Grasso Carole, Anaka Matthew, Hofmann Oliver, Sompallae Ramakrishna, Broadley Kate, Hide Winston, Berridge Michael V, Cebon Jonathan, Behren Andreas, McConnell Melanie J
Malaghan Institute of Medical Research, P.O. Box 7060, Wellington, 6242, New Zealand.
Ludwig Institute for Cancer Research, Olivia Newton-John Cancer & Wellness Centre, Austin Hospital, Heidelberg, VIC, 3084, Australia.
BMC Cancer. 2016 Sep 9;16(1):726. doi: 10.1186/s12885-016-2759-2.
The heterogeneity and tumourigenicity of metastatic melanoma is attributed to a cancer stem cell model, with CD133 considered to be a cancer stem cell marker in melanoma as well as other tumours, but its role has remained controversial.
We iteratively sorted CD133+ and CD133- cells from 3 metastatic melanoma cell lines, and observed tumourigenicity and phenotypic characteristics over 7 generations of serial xeno-transplantation in NOD/SCID mice.

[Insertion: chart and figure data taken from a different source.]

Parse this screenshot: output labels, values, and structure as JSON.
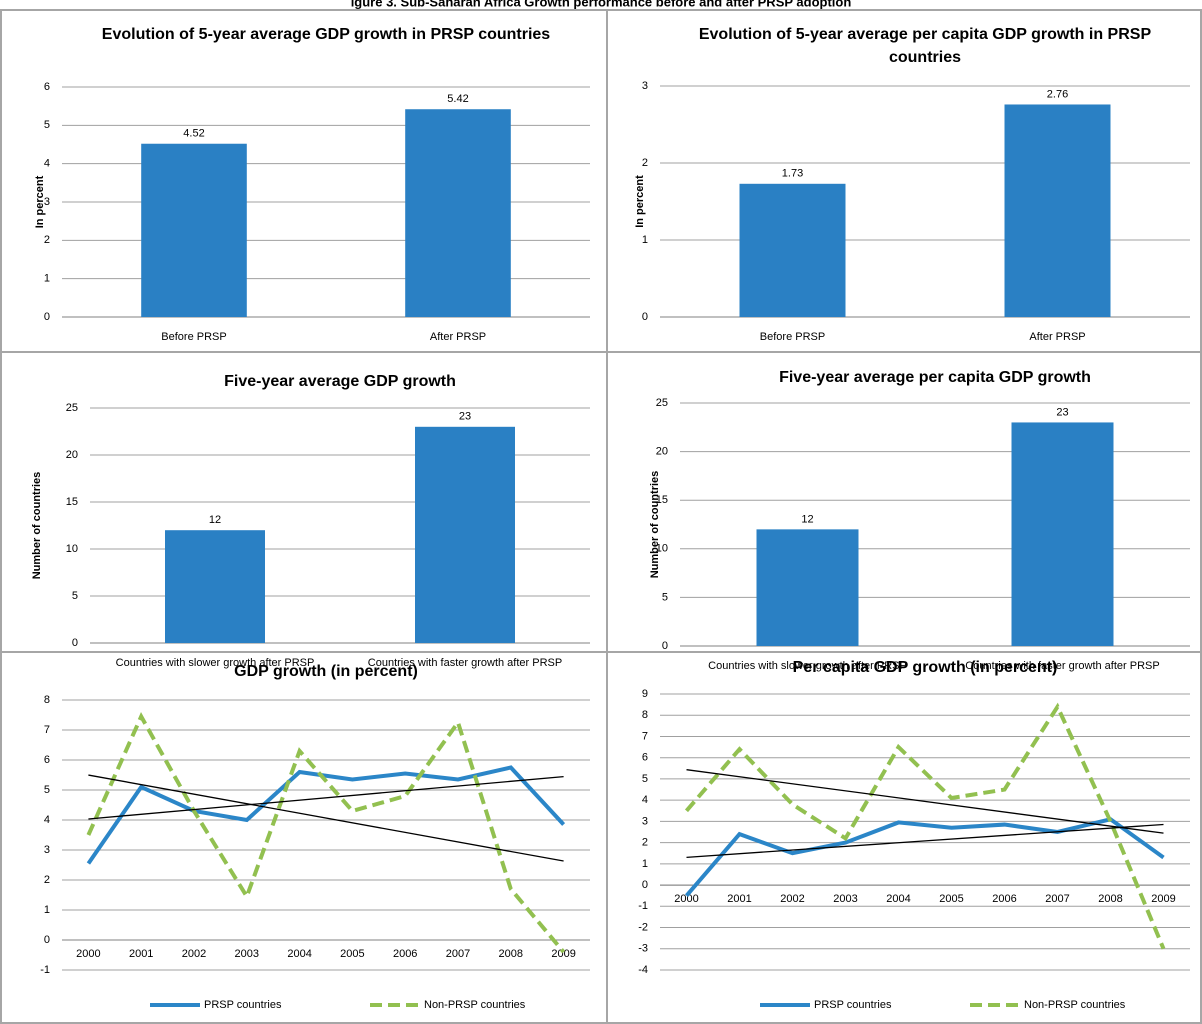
{
  "figure_title": "igure 3. Sub-Saharan Africa Growth performance before and after PRSP adoption",
  "chart_data": [
    {
      "type": "bar",
      "title": "Evolution of 5-year average GDP growth in PRSP countries",
      "y_label": "In percent",
      "categories": [
        "Before PRSP",
        "After PRSP"
      ],
      "values": [
        4.52,
        5.42
      ],
      "color": "#2a80c4",
      "ylim": [
        0,
        6
      ],
      "yticks": [
        0,
        1,
        2,
        3,
        4,
        5,
        6
      ],
      "grid": true
    },
    {
      "type": "bar",
      "title": "Evolution of 5-year average per capita GDP growth in PRSP countries",
      "y_label": "In percent",
      "categories": [
        "Before PRSP",
        "After PRSP"
      ],
      "values": [
        1.73,
        2.76
      ],
      "color": "#2a80c4",
      "ylim": [
        0,
        3
      ],
      "yticks": [
        0,
        1,
        2,
        3
      ],
      "grid": true
    },
    {
      "type": "bar",
      "title": "Five-year average GDP growth",
      "y_label": "Number of countries",
      "categories": [
        "Countries with slower growth after PRSP",
        "Countries with faster growth after PRSP"
      ],
      "values": [
        12,
        23
      ],
      "color": "#2a80c4",
      "ylim": [
        0,
        25
      ],
      "yticks": [
        0,
        5,
        10,
        15,
        20,
        25
      ],
      "grid": true
    },
    {
      "type": "bar",
      "title": "Five-year average per capita GDP growth",
      "y_label": "Number of countries",
      "categories": [
        "Countries with slower growth after PRSP",
        "Countries with faster growth after PRSP"
      ],
      "values": [
        12,
        23
      ],
      "color": "#2a80c4",
      "ylim": [
        0,
        25
      ],
      "yticks": [
        0,
        5,
        10,
        15,
        20,
        25
      ],
      "grid": true
    },
    {
      "type": "line",
      "title": "GDP growth (in percent)",
      "categories": [
        "2000",
        "2001",
        "2002",
        "2003",
        "2004",
        "2005",
        "2006",
        "2007",
        "2008",
        "2009"
      ],
      "series": [
        {
          "name": "PRSP countries",
          "color": "#2b86c8",
          "dashed": false,
          "values": [
            2.55,
            5.1,
            4.3,
            4.0,
            5.6,
            5.35,
            5.55,
            5.35,
            5.75,
            3.85
          ]
        },
        {
          "name": "Non-PRSP countries",
          "color": "#92c050",
          "dashed": true,
          "values": [
            3.5,
            7.45,
            4.3,
            1.45,
            6.3,
            4.3,
            4.8,
            7.25,
            1.7,
            -0.4
          ]
        }
      ],
      "trendlines": true,
      "ylim": [
        -1,
        8
      ],
      "yticks": [
        -1,
        0,
        1,
        2,
        3,
        4,
        5,
        6,
        7,
        8
      ],
      "grid": true,
      "legend": "bottom"
    },
    {
      "type": "line",
      "title": "Per capita GDP growth (in percent)",
      "categories": [
        "2000",
        "2001",
        "2002",
        "2003",
        "2004",
        "2005",
        "2006",
        "2007",
        "2008",
        "2009"
      ],
      "series": [
        {
          "name": "PRSP countries",
          "color": "#2b86c8",
          "dashed": false,
          "values": [
            -0.5,
            2.4,
            1.5,
            2.0,
            2.95,
            2.7,
            2.85,
            2.5,
            3.1,
            1.3
          ]
        },
        {
          "name": "Non-PRSP countries",
          "color": "#92c050",
          "dashed": true,
          "values": [
            3.5,
            6.4,
            3.8,
            2.2,
            6.5,
            4.1,
            4.5,
            8.4,
            3.0,
            -3.0
          ]
        }
      ],
      "trendlines": true,
      "ylim": [
        -4,
        9
      ],
      "yticks": [
        -4,
        -3,
        -2,
        -1,
        0,
        1,
        2,
        3,
        4,
        5,
        6,
        7,
        8,
        9
      ],
      "grid": true,
      "legend": "bottom"
    }
  ]
}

We demonstrate that iterative sorting is required to make highly pure populations of CD133+ and CD133- cells from metastatic melanoma, and that these two populations have distinct characteristics not related to the cancer stem cell phenotype. In vitro, gene set enrichment analysis indicated CD133+ cells were related to a proliferative phenotype, whereas CD133- cells were of an invasive phenotype. However, in vivo, serial transplantation of CD133+ and CD133- tumours over 7 generations showed that both populations were equally able to initiate and propagate tumours. Despite this, both populations remained phenotypically distinct, with CD133- cells only able to express CD133 in vivo and not in vitro. Loss of CD133 from the surface of a CD133+ cell was observed in vitro and in vivo, however CD133- cells derived from CD133+ retained the CD133+ phenotype, even in the presence of signals from the tumour microenvironment.

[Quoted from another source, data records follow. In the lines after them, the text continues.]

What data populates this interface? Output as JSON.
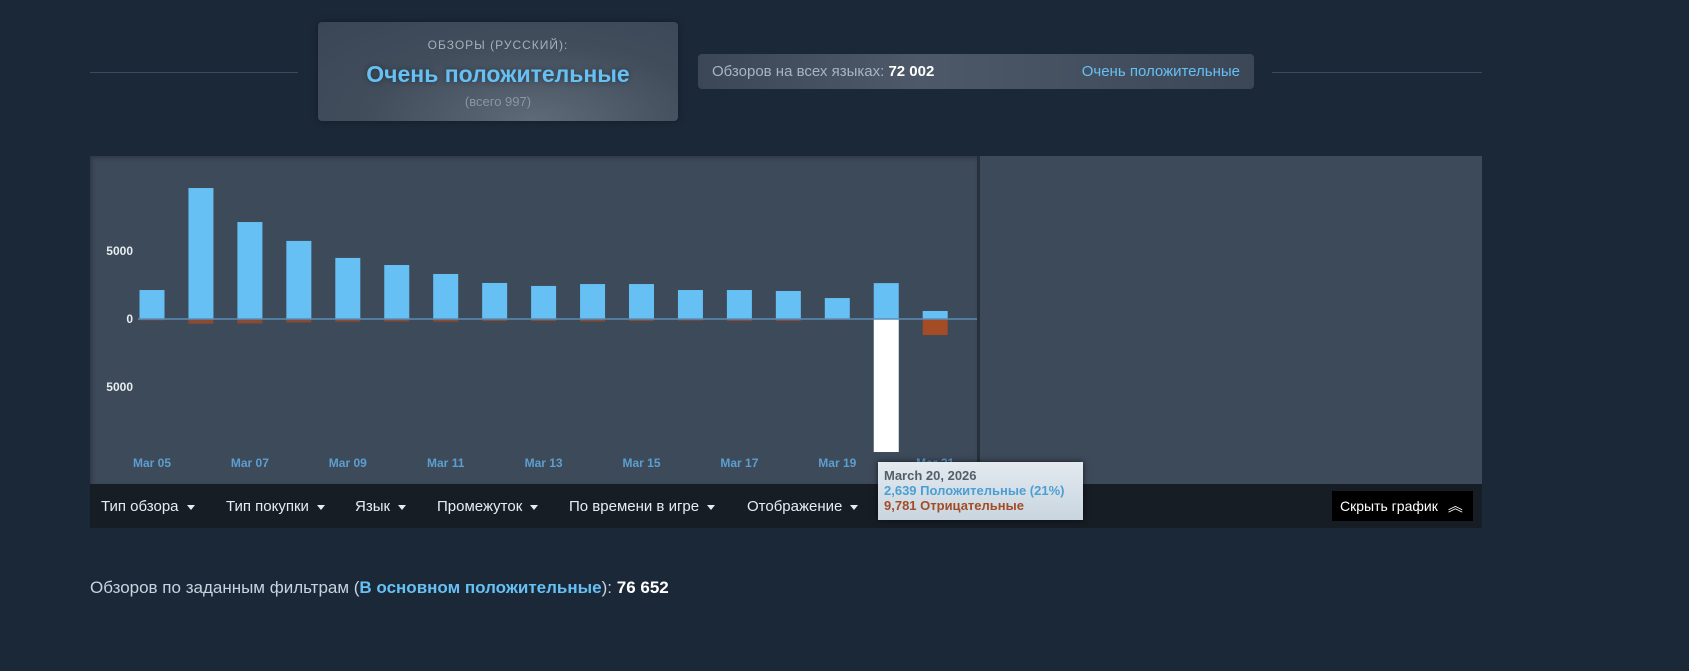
{
  "summary": {
    "label": "ОБЗОРЫ (РУССКИЙ):",
    "rating": "Очень положительные",
    "total": "(всего 997)"
  },
  "all_languages": {
    "label": "Обзоров на всех языках:",
    "count": "72 002",
    "rating": "Очень положительные"
  },
  "filters": [
    {
      "label": "Тип обзора"
    },
    {
      "label": "Тип покупки"
    },
    {
      "label": "Язык"
    },
    {
      "label": "Промежуток"
    },
    {
      "label": "По времени в игре"
    },
    {
      "label": "Отображение"
    }
  ],
  "hide_graph_label": "Скрыть график",
  "tooltip": {
    "date": "March 20, 2026",
    "positive": "2,639 Положительные (21%)",
    "negative": "9,781 Отрицательные"
  },
  "footer": {
    "prefix": "Обзоров по заданным фильтрам (",
    "rating": "В основном положительные",
    "suffix": "):",
    "count": "76 652"
  },
  "colors": {
    "positive": "#66c0f4",
    "negative": "#a34c25",
    "highlight": "#ffffff",
    "panel": "#3d4a5a",
    "page": "#1b2838"
  },
  "chart_data": {
    "type": "bar",
    "categories": [
      "Mar 05",
      "Mar 06",
      "Mar 07",
      "Mar 08",
      "Mar 09",
      "Mar 10",
      "Mar 11",
      "Mar 12",
      "Mar 13",
      "Mar 14",
      "Mar 15",
      "Mar 16",
      "Mar 17",
      "Mar 18",
      "Mar 19",
      "Mar 20",
      "Mar 21"
    ],
    "x_tick_labels": [
      "Mar 05",
      "Mar 07",
      "Mar 09",
      "Mar 11",
      "Mar 13",
      "Mar 15",
      "Mar 17",
      "Mar 19",
      "Mar 21"
    ],
    "y_tick_labels": [
      "5000",
      "0",
      "5000"
    ],
    "ylim": [
      -10000,
      10000
    ],
    "series": [
      {
        "name": "Положительные",
        "values": [
          2130,
          9630,
          7130,
          5740,
          4490,
          3970,
          3310,
          2650,
          2430,
          2570,
          2570,
          2130,
          2130,
          2060,
          1540,
          2639,
          590
        ]
      },
      {
        "name": "Отрицательные",
        "values": [
          -100,
          -350,
          -330,
          -250,
          -200,
          -180,
          -200,
          -150,
          -150,
          -180,
          -150,
          -120,
          -150,
          -150,
          -80,
          -9781,
          -1180
        ]
      }
    ],
    "highlighted": "Mar 20"
  }
}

We show for the first time the necessity of iterative sorting to isolate pure marker-positive and marker-negative populations for comparative studies, and present evidence that despite CD133+ and CD133- cells being equally tumourigenic, they display distinct phenotypic differences, suggesting CD133 may define a distinct lineage in melanoma.

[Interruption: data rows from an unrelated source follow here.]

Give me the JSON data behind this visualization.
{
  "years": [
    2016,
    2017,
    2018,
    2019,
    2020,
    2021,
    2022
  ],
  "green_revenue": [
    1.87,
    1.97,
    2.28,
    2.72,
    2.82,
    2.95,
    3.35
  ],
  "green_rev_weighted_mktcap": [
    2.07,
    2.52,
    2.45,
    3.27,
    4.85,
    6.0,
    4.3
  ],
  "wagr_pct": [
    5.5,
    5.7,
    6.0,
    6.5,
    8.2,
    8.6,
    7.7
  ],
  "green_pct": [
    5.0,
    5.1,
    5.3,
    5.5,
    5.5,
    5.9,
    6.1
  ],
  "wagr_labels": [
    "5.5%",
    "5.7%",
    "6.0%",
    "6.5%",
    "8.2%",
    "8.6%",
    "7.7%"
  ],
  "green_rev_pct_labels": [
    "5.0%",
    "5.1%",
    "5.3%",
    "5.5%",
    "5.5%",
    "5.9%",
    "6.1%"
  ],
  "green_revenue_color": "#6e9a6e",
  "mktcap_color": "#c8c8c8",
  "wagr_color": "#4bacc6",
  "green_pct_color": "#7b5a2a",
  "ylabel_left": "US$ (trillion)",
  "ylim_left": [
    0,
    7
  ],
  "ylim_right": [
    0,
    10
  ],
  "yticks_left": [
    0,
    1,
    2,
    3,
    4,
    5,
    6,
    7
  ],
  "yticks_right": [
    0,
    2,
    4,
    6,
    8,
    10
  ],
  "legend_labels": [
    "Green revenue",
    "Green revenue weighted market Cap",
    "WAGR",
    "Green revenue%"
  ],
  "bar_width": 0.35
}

转移性黑色素瘤的异质性和致瘤性归因于癌症干细胞模型,CD133被认为是黑色素瘤以及其他肿瘤中的癌症干细胞标志物,但其作用仍存在争议。
我们从3种转移性黑色素瘤细胞系中反复分选CD133+和CD133-细胞,并在NOD/SCID小鼠中观察了7代连续异种移植过程中的致瘤性和表型特征。
我们证明,需要反复分选才能从转移性黑色素瘤中获得高度纯化的CD133+和CD133-细胞群体,并且这两个群体具有与癌症干细胞表型无关的不同特征。在体外,基因集富集分析表明CD133+细胞与增殖表型相关,而CD133-细胞具有侵袭表型。然而,在体内,CD133+和CD133-肿瘤的7代连续移植表明,这两个群体启动和传播肿瘤的能力相同。尽管如此,这两个群体在表型上仍然不同,CD133-细胞仅能在体内而非体外表达CD133。在体外和体内均观察到CD133+细胞表面CD133的丢失,然而,源自CD133+的CD133-细胞即使在存在肿瘤微环境信号的情况下仍保留CD133+表型。
我们首次表明,为进行比较研究,反复分选以分离纯的标志物阳性和标志物阴性群体是必要的,并提供证据表明,尽管CD133+和CD133-细胞具有同等的致瘤性,但它们表现出明显的表型差异,这表明CD133可能在黑色素瘤中定义了一个独特的细胞谱系。